Moving beyond the specific example above, let's consider more generally why splitting the distance $BE$ in a certain proportion never partitions the area of the L-shaped region in the same proportion, and in fact always has too little area in the lower left partition and too much in the upper right partition.
In the figure above we have two squares $ABCD$ and $AEFG$ of arbitrary sizes sharing a common vertex.
We place point $P$ to divide the segment $BE$ in an arbitrary ratio
$BP : PE$ and build a square $APQR$ on side $AP.$
If linear interpolation gave a completely accurate result, we would find that the ratio of areas of the L-shaped regions was
$$
\operatorname{Area}(BPQRDC) : \operatorname{Area}(PEFGRQ)
\stackrel?= BP : PE.
$$
Now let's place $S$ between $E$ and $F$ so that $ES = BC$ and place $T$ between $G$ and $F$ so that $GT = DC.$
Then all four trapezoids shown in the figure have congruent pairs of bases, so their areas are proportional to their heights:
$$
\operatorname{Area}(DRQC) : \operatorname{Area}(RGTQ) =
\operatorname{Area}(BPQC) : \operatorname{Area}(PESQ) = BP : PE.
$$
The problem with linear interpolation is that
$$ \operatorname{Area}(BPQRDC)
= \operatorname{Area}(DRQC) + \operatorname{Area}(BPQC) $$
but
$$ \operatorname{Area}(PEFGRQ)
= \operatorname{Area}(RGTQ) + \operatorname{Area}(PESQ)
+ \operatorname{Area}(SFTQ), $$
and the area of the kite-shaped quadrilateral $SFTQ$ is always positive.
So the second L-shaped region is too large for the ratio of areas to be equal to $BP : PE.$
And because the second (upper right) L-shaped region is always the one that's too large, we always need to replace $P$ by a point $P'$ closer to $E$ (so $AP' > AP$) in order to get the correct ratio of L-shaped regions.
That's why $AP,$ the "square root" we get by linear interpolation,
is always smaller than $AP',$ the true square root.
The following diagram might be even more obvious, although less symmetric.
In this figure the side $CD$ of the small square is extended to intersect the large square at $S$ and the middle-sized square at $T,$ so $PT = ES = BC.$ The side $PQ$ of the middle-sized square is extended to intersect the large square at $U.$
In this way the L-shaped region is partitioned into rectangles with
$$
\operatorname{Area}(DRQT) : \operatorname{Area}(RGUQ) =
\operatorname{Area}(BPTC) : \operatorname{Area}(PEST) = BP : PE.
$$
But there is still some leftover area in the upper-right L shape in the rectangle $STUF,$ so the upper-right L shape is too large to be in the proper proportion with the lower-left L shape;
this implies that $P$ is too close to $B$ and the linearly interpolated answer is too small.
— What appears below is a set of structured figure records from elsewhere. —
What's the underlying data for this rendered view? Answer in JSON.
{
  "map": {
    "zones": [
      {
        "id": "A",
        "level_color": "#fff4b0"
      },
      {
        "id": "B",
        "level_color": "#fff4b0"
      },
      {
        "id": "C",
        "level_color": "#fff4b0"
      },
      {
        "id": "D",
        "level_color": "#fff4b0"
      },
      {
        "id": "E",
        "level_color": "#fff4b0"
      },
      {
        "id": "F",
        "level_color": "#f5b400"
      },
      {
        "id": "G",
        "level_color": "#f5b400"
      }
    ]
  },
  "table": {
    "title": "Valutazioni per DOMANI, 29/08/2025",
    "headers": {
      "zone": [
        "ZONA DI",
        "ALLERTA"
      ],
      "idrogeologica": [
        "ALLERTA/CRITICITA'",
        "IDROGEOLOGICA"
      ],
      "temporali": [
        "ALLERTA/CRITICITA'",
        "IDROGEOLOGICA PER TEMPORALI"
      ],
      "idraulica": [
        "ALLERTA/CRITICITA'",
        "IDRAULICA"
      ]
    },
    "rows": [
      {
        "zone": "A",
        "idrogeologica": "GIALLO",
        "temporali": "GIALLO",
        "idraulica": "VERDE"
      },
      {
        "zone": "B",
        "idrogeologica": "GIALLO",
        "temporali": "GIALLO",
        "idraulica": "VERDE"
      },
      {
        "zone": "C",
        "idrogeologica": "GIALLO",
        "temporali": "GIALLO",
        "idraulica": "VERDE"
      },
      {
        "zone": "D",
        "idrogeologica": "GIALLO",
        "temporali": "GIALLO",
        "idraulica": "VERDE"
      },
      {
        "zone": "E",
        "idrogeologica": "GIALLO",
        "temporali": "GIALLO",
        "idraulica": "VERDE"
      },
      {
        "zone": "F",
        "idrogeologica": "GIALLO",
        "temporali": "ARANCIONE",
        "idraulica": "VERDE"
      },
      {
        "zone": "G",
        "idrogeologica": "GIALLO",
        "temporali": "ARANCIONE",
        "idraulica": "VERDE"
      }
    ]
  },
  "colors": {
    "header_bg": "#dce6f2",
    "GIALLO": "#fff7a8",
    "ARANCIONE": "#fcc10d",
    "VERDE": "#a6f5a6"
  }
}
As a bonus, here's a geometric construction of square roots.
To take the square roots of $x_1,$ $x_2,$ and $x_3$
where $x_1 < x_2 < x_3,$
put $L,$ $O,$ $X_1,$ $X_2,$ and $X_3,$ along a straight line in that sequence so that $LO = 1,$ $OX_1 = x_1,$ $OX_1 = x_2,$ and $OX_1 = x_3.$
Construct another line $\ell$ through $O$ perpendicular to $LO$
and construct semicircles on diameters $LX_1,$ $LX_2,$ and $LX_3$
intersecting the line $\ell$ at $R_1,$ $R_2,$ and $R_3$ respectively.
Then $OR_1 = y_1 = \sqrt{x_1},$ $OR_2 = y_2 = \sqrt{x_2},$
and $OR_3 = y_3 = \sqrt{x_3}.$
Note that if we wanted to interpolate $y_2$ between $y_1$ and $y_3$ according to the ratios of $x_1,$ $x_2,$ and $x_3,$ we would have made the line $R_1R_3$ parallel to $X_1X_3$ instead of perpendicular and we would have drawn straight lines through the points instead of semicircles.
So the square root construction is quite different from the linear interpolation construction.